Ultimately, that’s disappointing too.
Everything you should know before departing Guinea-Bissau by plane

I don’t think anything in this section will surprise you. Everything you should know about leaving Guinea-Bissau by plane:
- Plan for traffic on the way to the airport. It’s always worse than what Google maps says.
- Check-in lines are excruciatingly slow. Everything is done by hand and it takes at least 5 minutes per person just to get checked in for a flight.
- You should show up to the airport at least 3 hours early. And I’m saying that as an airline pilot who doesn’t like wasting his time.
- It’s better to have your documents printed out to reduce the chance for confusion.
- Security may ask for a bribe. They’ll claim they saw prohibited items in your suitcase and they let it slide if you “buy their boss some tea”. This happened to us.
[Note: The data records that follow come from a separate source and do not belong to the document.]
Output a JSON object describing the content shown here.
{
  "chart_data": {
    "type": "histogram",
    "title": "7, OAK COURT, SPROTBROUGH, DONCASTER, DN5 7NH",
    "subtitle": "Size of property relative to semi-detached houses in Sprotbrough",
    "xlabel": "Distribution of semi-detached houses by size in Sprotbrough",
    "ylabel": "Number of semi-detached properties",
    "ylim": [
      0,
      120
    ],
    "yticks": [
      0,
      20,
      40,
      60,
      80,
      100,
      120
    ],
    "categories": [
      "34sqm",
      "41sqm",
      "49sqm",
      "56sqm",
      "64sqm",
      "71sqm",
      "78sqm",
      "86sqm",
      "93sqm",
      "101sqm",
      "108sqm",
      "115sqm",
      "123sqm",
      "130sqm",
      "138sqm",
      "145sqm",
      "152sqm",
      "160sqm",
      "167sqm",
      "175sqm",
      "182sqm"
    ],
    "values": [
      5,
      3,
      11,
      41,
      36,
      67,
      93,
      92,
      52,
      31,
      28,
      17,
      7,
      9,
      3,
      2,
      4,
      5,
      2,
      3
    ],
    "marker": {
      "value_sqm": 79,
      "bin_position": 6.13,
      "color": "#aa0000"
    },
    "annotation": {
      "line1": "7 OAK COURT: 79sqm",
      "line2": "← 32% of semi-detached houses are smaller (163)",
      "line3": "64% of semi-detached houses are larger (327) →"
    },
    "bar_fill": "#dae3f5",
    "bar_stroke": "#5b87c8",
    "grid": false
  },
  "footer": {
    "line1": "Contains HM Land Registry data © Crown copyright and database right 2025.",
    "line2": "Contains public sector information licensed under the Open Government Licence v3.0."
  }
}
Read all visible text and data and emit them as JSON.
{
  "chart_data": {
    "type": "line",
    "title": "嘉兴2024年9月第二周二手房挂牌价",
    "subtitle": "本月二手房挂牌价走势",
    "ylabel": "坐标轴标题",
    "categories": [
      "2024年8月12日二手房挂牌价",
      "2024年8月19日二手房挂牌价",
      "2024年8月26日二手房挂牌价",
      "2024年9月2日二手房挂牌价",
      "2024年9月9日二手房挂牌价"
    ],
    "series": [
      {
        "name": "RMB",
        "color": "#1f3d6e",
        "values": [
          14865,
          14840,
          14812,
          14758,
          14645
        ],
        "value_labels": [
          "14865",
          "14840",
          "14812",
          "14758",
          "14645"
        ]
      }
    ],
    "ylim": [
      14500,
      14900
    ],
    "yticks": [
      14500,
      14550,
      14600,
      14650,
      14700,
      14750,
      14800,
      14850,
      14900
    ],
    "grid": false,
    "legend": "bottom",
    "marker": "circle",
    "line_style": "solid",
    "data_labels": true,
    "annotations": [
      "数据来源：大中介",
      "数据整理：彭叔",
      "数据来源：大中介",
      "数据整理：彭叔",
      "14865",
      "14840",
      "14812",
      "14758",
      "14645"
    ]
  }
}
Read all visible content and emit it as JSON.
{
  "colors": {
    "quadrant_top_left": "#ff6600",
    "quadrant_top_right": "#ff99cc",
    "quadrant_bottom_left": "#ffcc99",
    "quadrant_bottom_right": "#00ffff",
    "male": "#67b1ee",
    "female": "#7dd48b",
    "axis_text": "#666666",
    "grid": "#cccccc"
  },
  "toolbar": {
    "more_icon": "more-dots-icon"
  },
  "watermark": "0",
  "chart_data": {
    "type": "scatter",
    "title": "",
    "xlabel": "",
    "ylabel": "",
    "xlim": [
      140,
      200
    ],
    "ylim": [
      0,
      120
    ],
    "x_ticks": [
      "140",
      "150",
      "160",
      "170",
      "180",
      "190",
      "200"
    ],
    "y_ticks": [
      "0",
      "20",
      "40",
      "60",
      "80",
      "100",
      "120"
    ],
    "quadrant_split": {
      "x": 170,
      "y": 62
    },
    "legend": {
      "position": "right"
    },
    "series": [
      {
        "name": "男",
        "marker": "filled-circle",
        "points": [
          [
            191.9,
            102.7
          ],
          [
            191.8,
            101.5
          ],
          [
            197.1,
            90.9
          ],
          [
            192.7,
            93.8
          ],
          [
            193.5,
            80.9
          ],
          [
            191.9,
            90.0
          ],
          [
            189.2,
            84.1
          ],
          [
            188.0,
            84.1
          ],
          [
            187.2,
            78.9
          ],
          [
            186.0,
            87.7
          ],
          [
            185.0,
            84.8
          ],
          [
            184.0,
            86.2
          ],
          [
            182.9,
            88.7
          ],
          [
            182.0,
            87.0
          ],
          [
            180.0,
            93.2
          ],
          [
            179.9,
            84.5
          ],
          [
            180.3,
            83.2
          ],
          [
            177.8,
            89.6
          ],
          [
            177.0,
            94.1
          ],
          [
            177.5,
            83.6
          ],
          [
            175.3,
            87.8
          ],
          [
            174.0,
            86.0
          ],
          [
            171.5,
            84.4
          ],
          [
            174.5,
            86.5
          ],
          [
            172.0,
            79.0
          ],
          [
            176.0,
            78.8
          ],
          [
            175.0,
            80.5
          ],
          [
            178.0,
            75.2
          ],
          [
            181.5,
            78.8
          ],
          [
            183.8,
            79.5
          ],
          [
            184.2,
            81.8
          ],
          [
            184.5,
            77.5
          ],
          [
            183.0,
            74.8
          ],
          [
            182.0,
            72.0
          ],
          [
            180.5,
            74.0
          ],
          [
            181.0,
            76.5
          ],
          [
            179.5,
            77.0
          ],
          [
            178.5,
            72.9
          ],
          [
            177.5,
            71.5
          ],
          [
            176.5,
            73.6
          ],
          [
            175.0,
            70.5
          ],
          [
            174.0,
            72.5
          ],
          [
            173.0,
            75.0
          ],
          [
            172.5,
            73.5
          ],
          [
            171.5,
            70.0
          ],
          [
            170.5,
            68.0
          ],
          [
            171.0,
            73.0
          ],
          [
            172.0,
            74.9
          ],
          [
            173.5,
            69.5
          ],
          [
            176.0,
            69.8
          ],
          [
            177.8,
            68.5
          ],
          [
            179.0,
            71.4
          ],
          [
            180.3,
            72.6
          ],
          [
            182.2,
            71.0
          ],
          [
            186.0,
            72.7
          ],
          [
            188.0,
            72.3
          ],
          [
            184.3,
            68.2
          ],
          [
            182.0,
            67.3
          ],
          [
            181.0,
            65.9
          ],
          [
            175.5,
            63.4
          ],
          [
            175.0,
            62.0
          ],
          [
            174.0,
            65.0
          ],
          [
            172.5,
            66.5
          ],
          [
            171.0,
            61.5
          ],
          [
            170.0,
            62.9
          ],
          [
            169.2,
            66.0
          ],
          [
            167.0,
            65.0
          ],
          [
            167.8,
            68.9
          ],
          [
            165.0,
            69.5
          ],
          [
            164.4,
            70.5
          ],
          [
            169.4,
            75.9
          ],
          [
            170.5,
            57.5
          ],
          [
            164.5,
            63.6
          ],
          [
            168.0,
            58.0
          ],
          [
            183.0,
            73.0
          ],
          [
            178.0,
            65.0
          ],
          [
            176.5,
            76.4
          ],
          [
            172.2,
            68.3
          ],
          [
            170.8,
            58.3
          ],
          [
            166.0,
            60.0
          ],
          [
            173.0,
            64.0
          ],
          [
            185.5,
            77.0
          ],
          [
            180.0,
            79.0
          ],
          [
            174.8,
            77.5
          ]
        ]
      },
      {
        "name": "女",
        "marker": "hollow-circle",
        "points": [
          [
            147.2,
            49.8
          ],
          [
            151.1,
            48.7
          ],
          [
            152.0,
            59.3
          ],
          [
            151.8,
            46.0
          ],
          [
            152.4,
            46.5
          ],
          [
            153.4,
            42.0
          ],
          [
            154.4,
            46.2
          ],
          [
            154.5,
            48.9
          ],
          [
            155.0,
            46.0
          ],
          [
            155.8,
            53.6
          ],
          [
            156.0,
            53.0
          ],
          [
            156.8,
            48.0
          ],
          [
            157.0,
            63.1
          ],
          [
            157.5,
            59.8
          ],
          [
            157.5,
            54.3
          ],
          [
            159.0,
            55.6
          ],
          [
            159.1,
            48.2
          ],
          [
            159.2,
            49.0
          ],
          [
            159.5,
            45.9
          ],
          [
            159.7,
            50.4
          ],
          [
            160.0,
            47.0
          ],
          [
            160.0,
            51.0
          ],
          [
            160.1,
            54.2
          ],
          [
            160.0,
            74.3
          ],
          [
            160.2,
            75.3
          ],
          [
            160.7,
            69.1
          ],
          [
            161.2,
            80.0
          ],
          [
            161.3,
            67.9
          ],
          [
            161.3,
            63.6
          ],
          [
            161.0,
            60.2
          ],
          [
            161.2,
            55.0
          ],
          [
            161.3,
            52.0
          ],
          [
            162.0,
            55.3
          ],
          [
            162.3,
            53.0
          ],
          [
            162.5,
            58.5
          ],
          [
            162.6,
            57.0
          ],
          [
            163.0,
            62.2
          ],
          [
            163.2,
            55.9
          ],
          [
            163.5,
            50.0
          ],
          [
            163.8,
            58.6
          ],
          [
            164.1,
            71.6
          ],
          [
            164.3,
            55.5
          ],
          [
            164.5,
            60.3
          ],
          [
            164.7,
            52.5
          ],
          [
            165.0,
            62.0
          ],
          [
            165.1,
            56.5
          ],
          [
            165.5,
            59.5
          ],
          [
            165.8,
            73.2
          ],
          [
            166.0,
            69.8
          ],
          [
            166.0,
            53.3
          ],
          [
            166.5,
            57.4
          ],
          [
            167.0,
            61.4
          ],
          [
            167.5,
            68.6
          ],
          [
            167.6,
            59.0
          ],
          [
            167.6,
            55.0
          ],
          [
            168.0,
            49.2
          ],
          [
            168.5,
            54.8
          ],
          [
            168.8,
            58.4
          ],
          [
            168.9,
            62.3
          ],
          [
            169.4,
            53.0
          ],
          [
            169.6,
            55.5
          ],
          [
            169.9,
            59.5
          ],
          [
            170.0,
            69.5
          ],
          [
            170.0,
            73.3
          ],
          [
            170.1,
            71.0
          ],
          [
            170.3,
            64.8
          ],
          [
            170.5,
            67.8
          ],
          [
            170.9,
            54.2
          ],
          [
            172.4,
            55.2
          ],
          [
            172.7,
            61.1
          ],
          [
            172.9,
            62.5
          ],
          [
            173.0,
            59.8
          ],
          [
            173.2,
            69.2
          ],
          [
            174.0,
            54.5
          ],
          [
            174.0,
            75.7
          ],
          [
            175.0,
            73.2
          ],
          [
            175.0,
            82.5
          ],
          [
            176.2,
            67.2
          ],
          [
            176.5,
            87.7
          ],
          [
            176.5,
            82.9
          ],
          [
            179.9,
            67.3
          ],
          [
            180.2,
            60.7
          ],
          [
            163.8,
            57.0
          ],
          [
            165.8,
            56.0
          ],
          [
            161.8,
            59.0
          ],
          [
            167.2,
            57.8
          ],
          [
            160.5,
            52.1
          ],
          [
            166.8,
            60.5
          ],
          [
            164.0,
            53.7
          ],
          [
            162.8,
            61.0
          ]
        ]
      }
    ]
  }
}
My experience here was the slowest I’ve ever seen. And I’ve flown out of Juba, South Sudan.
Conclusion: Guinea-Bissau is a wonderful country to visit – with a couple stipulations
Overall, Guinea-Bissau is a beautiful country that offers a lot to see. Between the sparkling Bijagos islands and colonial towns frozen in history, there’s something for almost everyone.
But it requires patience – even more so than other countries in West Africa. And it requires abundant time too.
So if you have the patience and time, plus the money it takes to stay visit the hard-to-reach places, Guinea-Bissau really is a gem.